Central to this transformation is Spotify’s discovery engine. In a market where users historically searched for specific songs, the platform has nudged behaviour towards exploration. Editorial playlists curated by local experts coexist with algorithm-driven recommendations and, increasingly, AI-led personalisation.
“Indians used to think in terms of songs. Now they think in terms of playlists,” Batra notes. “That’s a big behavioural change.”
Features such as Discover Weekly, song radio, and more recently, AI Playlist and AI DJ have deepened engagement while lowering the friction of discovery. For emerging artists, this translates into a level playing field—where virality is driven as much by algorithms as by marketing budgets.
If discovery is the top of the funnel, monetisation is where Spotify’s India story is entering a new phase. For years, the assumption was that Indian users would resist paying for music. That assumption is now steadily eroding.
“The biggest myth that has been broken is that Indians won’t pay,” Batra says.
Spotify’s response has been to diversify its subscription offerings, introducing multiple price tiers tailored to varying levels of willingness to pay. From entry-level Premium Lite to feature-rich Premium Platinum, the company has effectively segmented its audience while maintaining a free, ad-supported base.
This approach, coupled with rising engagement, has helped drive subscription growth that is outpacing overall user growth—an early indicator of improving unit economics.
At the same time, advertising has emerged as a parallel growth engine. Spotify has worked with over 500 brands in India, positioning itself as a high-attention platform where users are deeply engaged—whether during workouts, commutes, or work sessions.
“Music is not passive consumption. It’s part of people’s lives and routines,” Batra says. “That’s where brands want to be.”
Campaigns today span podcasts, playlists, video, and on-ground experiences, often extending beyond the app into culture itself. From festival integrations to live gigs, Spotify is increasingly blurring the line between digital streaming and real-world engagement.
This offline push also feeds back into its artist strategy. By facilitating fan interactions, live performances, and experiential events, Spotify is helping artists build communities—not just audiences.
The company’s ambitions extend further into the creator economy.
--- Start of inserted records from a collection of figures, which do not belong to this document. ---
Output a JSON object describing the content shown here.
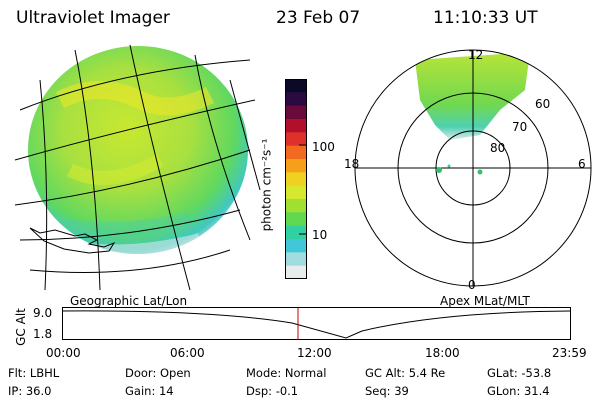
{
  "header": {
    "title": "Ultraviolet Imager",
    "date": "23 Feb 07",
    "time": "11:10:33 UT"
  },
  "colorbar": {
    "label": "photon cm⁻²s⁻¹",
    "ticks": [
      "100",
      "10"
    ],
    "colors": [
      "#0a0a28",
      "#2a0a40",
      "#6a0a3a",
      "#b0102a",
      "#e0302a",
      "#f06a20",
      "#f5a018",
      "#f0d020",
      "#d8e830",
      "#a0e030",
      "#60d850",
      "#30d0a0",
      "#40c8d8",
      "#a0dce0",
      "#e8ecec"
    ]
  },
  "polar": {
    "hour_labels": [
      "12",
      "18",
      "6",
      "0"
    ],
    "lat_labels": [
      "60",
      "70",
      "80"
    ]
  },
  "timeline": {
    "left_label": "Geographic Lat/Lon",
    "right_label": "Apex MLat/MLT",
    "axis_name": "GC Alt",
    "y_ticks": [
      "9.0",
      "1.8"
    ],
    "x_ticks": [
      "00:00",
      "06:00",
      "12:00",
      "18:00",
      "23:59"
    ],
    "current_time_marker": "11:10",
    "marker_color": "#c00000"
  },
  "info": {
    "row1": [
      {
        "label": "Flt:",
        "value": "LBHL"
      },
      {
        "label": "Door:",
        "value": "Open"
      },
      {
        "label": "Mode:",
        "value": "Normal"
      },
      {
        "label": "GC Alt:",
        "value": "5.4 Re"
      },
      {
        "label": "GLat:",
        "value": "-53.8"
      }
    ],
    "row2": [
      {
        "label": "IP:",
        "value": "36.0"
      },
      {
        "label": "Gain:",
        "value": "14"
      },
      {
        "label": "Dsp:",
        "value": "-0.1"
      },
      {
        "label": "Seq:",
        "value": "39"
      },
      {
        "label": "GLon:",
        "value": "31.4"
      }
    ]
  }
}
Alongside music, Spotify has been investing in podcasts, nurturing Indian creators and enabling them to scale globally. It is also working with government bodies to support grassroots talent, particularly in folk and regional music.
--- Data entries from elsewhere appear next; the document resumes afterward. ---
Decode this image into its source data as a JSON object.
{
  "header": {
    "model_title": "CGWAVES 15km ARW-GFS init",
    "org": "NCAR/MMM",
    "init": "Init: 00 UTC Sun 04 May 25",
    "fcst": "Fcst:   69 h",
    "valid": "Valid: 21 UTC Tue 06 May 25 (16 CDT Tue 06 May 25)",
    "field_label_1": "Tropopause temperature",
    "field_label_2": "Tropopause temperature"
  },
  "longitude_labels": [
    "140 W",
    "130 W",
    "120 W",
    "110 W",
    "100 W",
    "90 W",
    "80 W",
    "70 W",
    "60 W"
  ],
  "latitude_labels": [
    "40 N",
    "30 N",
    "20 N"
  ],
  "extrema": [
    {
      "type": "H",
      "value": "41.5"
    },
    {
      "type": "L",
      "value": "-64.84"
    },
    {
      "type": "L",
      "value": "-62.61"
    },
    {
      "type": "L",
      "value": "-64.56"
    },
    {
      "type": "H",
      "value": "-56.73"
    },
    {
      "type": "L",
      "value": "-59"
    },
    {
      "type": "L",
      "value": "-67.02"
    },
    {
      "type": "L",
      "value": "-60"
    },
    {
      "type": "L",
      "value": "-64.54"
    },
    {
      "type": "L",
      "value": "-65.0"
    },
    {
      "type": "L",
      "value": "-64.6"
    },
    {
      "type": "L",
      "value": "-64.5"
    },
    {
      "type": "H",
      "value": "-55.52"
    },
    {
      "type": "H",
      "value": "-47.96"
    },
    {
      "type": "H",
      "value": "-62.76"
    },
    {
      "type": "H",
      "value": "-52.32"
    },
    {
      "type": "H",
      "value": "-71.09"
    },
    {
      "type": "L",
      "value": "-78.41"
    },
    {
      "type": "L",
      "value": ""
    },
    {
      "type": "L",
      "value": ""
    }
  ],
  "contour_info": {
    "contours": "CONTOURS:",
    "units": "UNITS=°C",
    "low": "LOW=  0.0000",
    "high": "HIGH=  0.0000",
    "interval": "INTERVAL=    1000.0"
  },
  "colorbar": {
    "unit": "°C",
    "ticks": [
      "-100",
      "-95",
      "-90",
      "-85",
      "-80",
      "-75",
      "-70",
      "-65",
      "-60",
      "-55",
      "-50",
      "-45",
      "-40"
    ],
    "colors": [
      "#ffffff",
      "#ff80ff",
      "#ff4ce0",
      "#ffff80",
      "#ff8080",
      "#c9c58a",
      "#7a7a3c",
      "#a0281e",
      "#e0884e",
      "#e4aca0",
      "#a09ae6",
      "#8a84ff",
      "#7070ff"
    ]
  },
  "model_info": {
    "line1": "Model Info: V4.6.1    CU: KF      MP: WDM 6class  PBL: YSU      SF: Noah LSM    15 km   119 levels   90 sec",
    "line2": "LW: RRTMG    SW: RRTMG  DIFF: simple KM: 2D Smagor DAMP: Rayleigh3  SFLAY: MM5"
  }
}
“There’s incredible depth in India’s music culture, especially at the grassroots level,” Batra says. “The question is how do we bring that to the mainstream.”
Despite its global scale, Spotify insists its India playbook is deeply local. More than 90% of tracks on India's daily Top 50 are by local artists, and many of its initiatives—from television campaigns to regional artist programmes—have been conceived and executed by its India team.
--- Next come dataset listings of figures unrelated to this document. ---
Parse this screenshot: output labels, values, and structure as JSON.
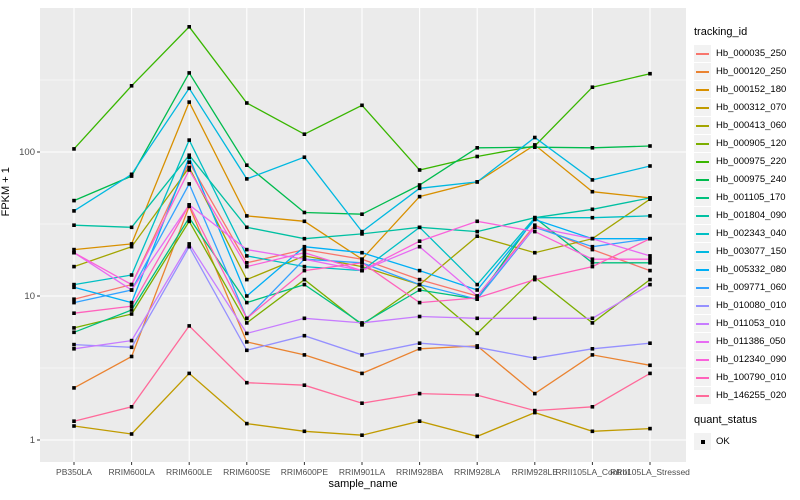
{
  "chart_data": {
    "type": "line",
    "xlabel": "sample_name",
    "ylabel": "FPKM + 1",
    "y_scale": "log10",
    "y_ticks": [
      1,
      10,
      100
    ],
    "ylim": [
      0.7,
      1000
    ],
    "grid": true,
    "legend_position": "right",
    "legend_title": "tracking_id",
    "marker_legend": {
      "title": "quant_status",
      "ok_label": "OK",
      "marker_color": "#000000"
    },
    "panel_bg": "#EBEBEB",
    "grid_color": "#FFFFFF",
    "tick_label_color": "#4D4D4D",
    "categories": [
      "PB350LA",
      "RRIM600LA",
      "RRIM600LE",
      "RRIM600SE",
      "RRIM600PE",
      "RRIM901LA",
      "RRIM928BA",
      "RRIM928LA",
      "RRIM928LE",
      "RRII105LA_Control",
      "RRII105LA_Stressed"
    ],
    "series": [
      {
        "name": "Hb_000035_250",
        "color": "#F8766D",
        "values": [
          9.5,
          12,
          85,
          17,
          21,
          18,
          13,
          10,
          31,
          21,
          15
        ]
      },
      {
        "name": "Hb_000120_250",
        "color": "#EA8331",
        "values": [
          2.3,
          3.8,
          42,
          4.8,
          3.9,
          2.9,
          4.3,
          4.5,
          2.1,
          3.9,
          3.3
        ]
      },
      {
        "name": "Hb_000152_180",
        "color": "#D89000",
        "values": [
          21,
          23,
          222,
          36,
          33,
          18,
          49,
          62,
          112,
          53,
          48
        ]
      },
      {
        "name": "Hb_000312_070",
        "color": "#C09B00",
        "values": [
          1.25,
          1.1,
          2.9,
          1.3,
          1.15,
          1.08,
          1.35,
          1.06,
          1.55,
          1.15,
          1.2
        ]
      },
      {
        "name": "Hb_000413_060",
        "color": "#A3A500",
        "values": [
          16,
          22,
          78,
          13,
          19,
          16,
          12,
          26,
          20,
          25,
          47
        ]
      },
      {
        "name": "Hb_000905_120",
        "color": "#7CAE00",
        "values": [
          6,
          7.5,
          33,
          6.5,
          13,
          6.3,
          12,
          5.5,
          13.5,
          6.5,
          13
        ]
      },
      {
        "name": "Hb_000975_220",
        "color": "#39B600",
        "values": [
          105,
          288,
          740,
          219,
          133,
          211,
          75,
          93,
          110,
          282,
          350
        ]
      },
      {
        "name": "Hb_000975_240",
        "color": "#00BB4E",
        "values": [
          46,
          68,
          354,
          81,
          38,
          37,
          59,
          107,
          108,
          107,
          110
        ]
      },
      {
        "name": "Hb_001105_170",
        "color": "#00C07D",
        "values": [
          5.6,
          8,
          35,
          9,
          12,
          6.4,
          11,
          9.5,
          35,
          17,
          17
        ]
      },
      {
        "name": "Hb_001804_090",
        "color": "#00C0A2",
        "values": [
          31,
          30,
          95,
          30,
          25,
          27,
          30,
          28,
          35,
          40,
          48
        ]
      },
      {
        "name": "Hb_002343_040",
        "color": "#00BFC4",
        "values": [
          12,
          14,
          121,
          19,
          16,
          15,
          30,
          12,
          35,
          35,
          36
        ]
      },
      {
        "name": "Hb_003077_150",
        "color": "#00B8E0",
        "values": [
          39,
          70,
          277,
          65,
          92,
          28,
          56,
          62,
          126,
          64,
          80
        ]
      },
      {
        "name": "Hb_005332_080",
        "color": "#00B0F6",
        "values": [
          11.5,
          9,
          92,
          10,
          22,
          20,
          15,
          11,
          34,
          25,
          25
        ]
      },
      {
        "name": "Hb_009771_060",
        "color": "#35A2FF",
        "values": [
          9,
          11,
          60,
          7,
          18,
          17,
          12,
          9.5,
          30,
          22,
          25
        ]
      },
      {
        "name": "Hb_010080_010",
        "color": "#9590FF",
        "values": [
          4.6,
          4.4,
          22,
          4.2,
          5.3,
          3.9,
          4.7,
          4.4,
          3.7,
          4.3,
          4.7
        ]
      },
      {
        "name": "Hb_011053_010",
        "color": "#C77CFF",
        "values": [
          4.3,
          4.9,
          23,
          5.5,
          7,
          6.5,
          7.2,
          7,
          7,
          7,
          12
        ]
      },
      {
        "name": "Hb_011386_050",
        "color": "#E76BF3",
        "values": [
          20,
          11,
          43,
          21,
          18,
          15,
          22,
          10,
          30,
          25,
          19
        ]
      },
      {
        "name": "Hb_012340_090",
        "color": "#FA62DB",
        "values": [
          20,
          12,
          75,
          16,
          20,
          15,
          24,
          33,
          28,
          18,
          18
        ]
      },
      {
        "name": "Hb_100790_010",
        "color": "#FF62BC",
        "values": [
          7.6,
          8.5,
          43,
          7,
          15,
          17,
          9,
          9.7,
          13,
          16,
          25
        ]
      },
      {
        "name": "Hb_146255_020",
        "color": "#FF6A9A",
        "values": [
          1.35,
          1.7,
          6.2,
          2.5,
          2.4,
          1.8,
          2.1,
          2.05,
          1.6,
          1.7,
          2.9
        ]
      }
    ]
  }
}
“Spotify might be a global company, but we operate extremely locally,” Batra says. “In many cases, we are building playbooks here that don’t exist anywhere else.”
Looking ahead, the company sees multiple vectors of growth—deeper penetration into smaller towns, expansion of regional language content, and new formats such as audiobooks and live audio experiences.
Yet, Batra is clear that the overarching goal remains unchanged. “India is still at a very early stage as a music market,” he says. “Our focus is to unlock that potential—not just for Spotify, but for the entire ecosystem.”
Seven years in, Spotify’s India journey is less about market share and more about increasing the music economy . As its strategy continues to take root, the next decade could see India not just as a large music market—but as a global music powerhouse shaped, in part, by a Swedish streaming platform that chose to build from the ground up.